La brigade territoriale de la compagnie de gendarmerie de Diourbel a procédé, entre jeudi et vendredi derniers, à l’arrestation de 15 personnes soupçonnées de pratiques homosexuelles, dans le cadre d’une enquête pour « actes contre nature ». L’affaire, révélée par Seneweb, a connu un développement spectaculaire après une banale plainte pour vol qui a finalement dévoilé l’existence d’un réseau organisé via un groupe WhatsApp.
D’une plainte pour vol à la révélation d’un réseau
Tout a commencé lorsque I. Djitté, un marabout de 63 ans, divorcé, s’est présenté à la gendarmerie pour signaler le vol de ses deux iPhones. Grâce à une réquisition auprès d’un opérateur téléphonique, les enquêteurs ont rapidement identifié et interpellé trois receleurs. Ces derniers ont livré le nom du voleur présumé : F. Guèye, un jeune homme de 20 ans.

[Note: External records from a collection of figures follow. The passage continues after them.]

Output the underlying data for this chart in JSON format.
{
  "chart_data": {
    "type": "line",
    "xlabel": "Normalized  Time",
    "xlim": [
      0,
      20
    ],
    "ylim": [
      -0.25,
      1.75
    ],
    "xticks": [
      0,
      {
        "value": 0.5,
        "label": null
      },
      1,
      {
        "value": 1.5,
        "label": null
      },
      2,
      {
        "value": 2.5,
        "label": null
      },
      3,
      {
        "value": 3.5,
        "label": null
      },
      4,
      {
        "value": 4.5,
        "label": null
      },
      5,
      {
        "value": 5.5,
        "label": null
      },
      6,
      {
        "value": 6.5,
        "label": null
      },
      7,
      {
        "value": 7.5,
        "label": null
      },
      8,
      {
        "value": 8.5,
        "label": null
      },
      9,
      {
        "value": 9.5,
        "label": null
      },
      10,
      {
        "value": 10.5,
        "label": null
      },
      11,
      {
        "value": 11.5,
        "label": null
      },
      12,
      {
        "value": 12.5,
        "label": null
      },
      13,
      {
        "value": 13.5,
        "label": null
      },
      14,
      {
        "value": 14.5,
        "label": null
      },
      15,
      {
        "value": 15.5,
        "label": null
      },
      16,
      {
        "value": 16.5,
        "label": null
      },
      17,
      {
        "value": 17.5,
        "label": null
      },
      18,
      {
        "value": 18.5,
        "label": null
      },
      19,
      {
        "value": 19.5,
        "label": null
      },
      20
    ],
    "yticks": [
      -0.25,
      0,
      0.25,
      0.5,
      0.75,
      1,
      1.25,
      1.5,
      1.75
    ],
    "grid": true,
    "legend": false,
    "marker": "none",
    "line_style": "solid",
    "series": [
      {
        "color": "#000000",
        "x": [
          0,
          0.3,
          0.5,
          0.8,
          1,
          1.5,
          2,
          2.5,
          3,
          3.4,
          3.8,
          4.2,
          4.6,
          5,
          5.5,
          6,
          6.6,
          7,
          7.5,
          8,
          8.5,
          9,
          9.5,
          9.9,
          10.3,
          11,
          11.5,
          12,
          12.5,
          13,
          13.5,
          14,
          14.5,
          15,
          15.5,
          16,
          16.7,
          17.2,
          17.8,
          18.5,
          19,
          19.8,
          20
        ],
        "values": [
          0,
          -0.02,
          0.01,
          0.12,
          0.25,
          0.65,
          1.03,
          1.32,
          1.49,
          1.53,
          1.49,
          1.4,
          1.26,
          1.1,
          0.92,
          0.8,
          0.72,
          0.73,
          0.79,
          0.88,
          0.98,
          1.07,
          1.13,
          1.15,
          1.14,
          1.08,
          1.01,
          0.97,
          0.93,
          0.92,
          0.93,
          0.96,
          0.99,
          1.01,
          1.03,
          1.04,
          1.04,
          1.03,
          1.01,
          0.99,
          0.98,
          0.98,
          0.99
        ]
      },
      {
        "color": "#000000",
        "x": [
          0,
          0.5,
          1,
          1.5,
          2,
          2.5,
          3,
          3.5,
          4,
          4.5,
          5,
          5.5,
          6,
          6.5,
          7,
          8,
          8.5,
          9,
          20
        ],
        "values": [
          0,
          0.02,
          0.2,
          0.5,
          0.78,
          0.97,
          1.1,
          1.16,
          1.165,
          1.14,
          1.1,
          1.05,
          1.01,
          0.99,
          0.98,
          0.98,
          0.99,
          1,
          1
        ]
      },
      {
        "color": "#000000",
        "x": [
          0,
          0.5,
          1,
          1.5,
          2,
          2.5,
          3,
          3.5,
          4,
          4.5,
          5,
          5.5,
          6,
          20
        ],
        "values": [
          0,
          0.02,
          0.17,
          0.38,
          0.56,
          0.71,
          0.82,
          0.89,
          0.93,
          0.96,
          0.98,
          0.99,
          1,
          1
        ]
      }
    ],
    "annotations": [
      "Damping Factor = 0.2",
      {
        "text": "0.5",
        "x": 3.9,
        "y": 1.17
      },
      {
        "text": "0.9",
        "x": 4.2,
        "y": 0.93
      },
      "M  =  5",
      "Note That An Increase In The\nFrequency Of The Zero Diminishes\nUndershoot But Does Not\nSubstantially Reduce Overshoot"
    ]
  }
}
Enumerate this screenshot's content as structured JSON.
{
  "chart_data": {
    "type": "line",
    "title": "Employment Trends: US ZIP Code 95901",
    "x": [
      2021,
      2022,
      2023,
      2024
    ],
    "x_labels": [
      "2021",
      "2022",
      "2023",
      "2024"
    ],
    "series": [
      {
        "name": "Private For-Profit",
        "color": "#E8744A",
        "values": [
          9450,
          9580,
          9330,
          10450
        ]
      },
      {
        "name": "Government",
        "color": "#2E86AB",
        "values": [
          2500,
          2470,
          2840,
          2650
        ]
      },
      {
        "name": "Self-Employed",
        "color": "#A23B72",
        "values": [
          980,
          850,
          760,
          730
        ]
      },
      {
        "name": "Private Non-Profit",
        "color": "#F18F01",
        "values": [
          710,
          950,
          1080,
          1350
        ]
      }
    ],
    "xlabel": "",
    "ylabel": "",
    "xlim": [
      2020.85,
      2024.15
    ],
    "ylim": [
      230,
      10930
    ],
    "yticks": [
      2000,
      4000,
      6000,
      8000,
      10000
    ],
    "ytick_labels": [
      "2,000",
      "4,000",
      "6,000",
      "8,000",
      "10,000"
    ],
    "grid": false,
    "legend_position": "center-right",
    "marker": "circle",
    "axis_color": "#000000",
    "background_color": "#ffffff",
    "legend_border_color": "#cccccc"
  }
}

Convoqué, F. Guèye a reconnu les faits mais a apporté une explication inattendue : il affirme avoir eu des relations sexuelles tarifées avec le marabout, qui aurait ensuite refusé de le payer sous prétexte de manquer d’argent. Furieux, il aurait alors volé les deux téléphones. Le statut d’I. Djitté a basculé en quelques heures : de victime, il est devenu mis en cause.
Interrogé plus avant, le jeune homme a livré aux gendarmes la liste complète des membres d’un groupe WhatsApp dédié à ces pratiques. Les enquêteurs ont alors procédé à une vague d’interpellations à Diourbel et dans les environs, arrêtant 13 autres personnes.
Un maître coranique et une personne séropositive parmi les suspects
Parmi les 15 individus interpellés figurent notamment un maître coranique, M. Niang, ainsi que le marabout à l’origine de la plainte. L’un des suspects est par ailleurs porteur du VIH et suivait un traitement à l’hôpital.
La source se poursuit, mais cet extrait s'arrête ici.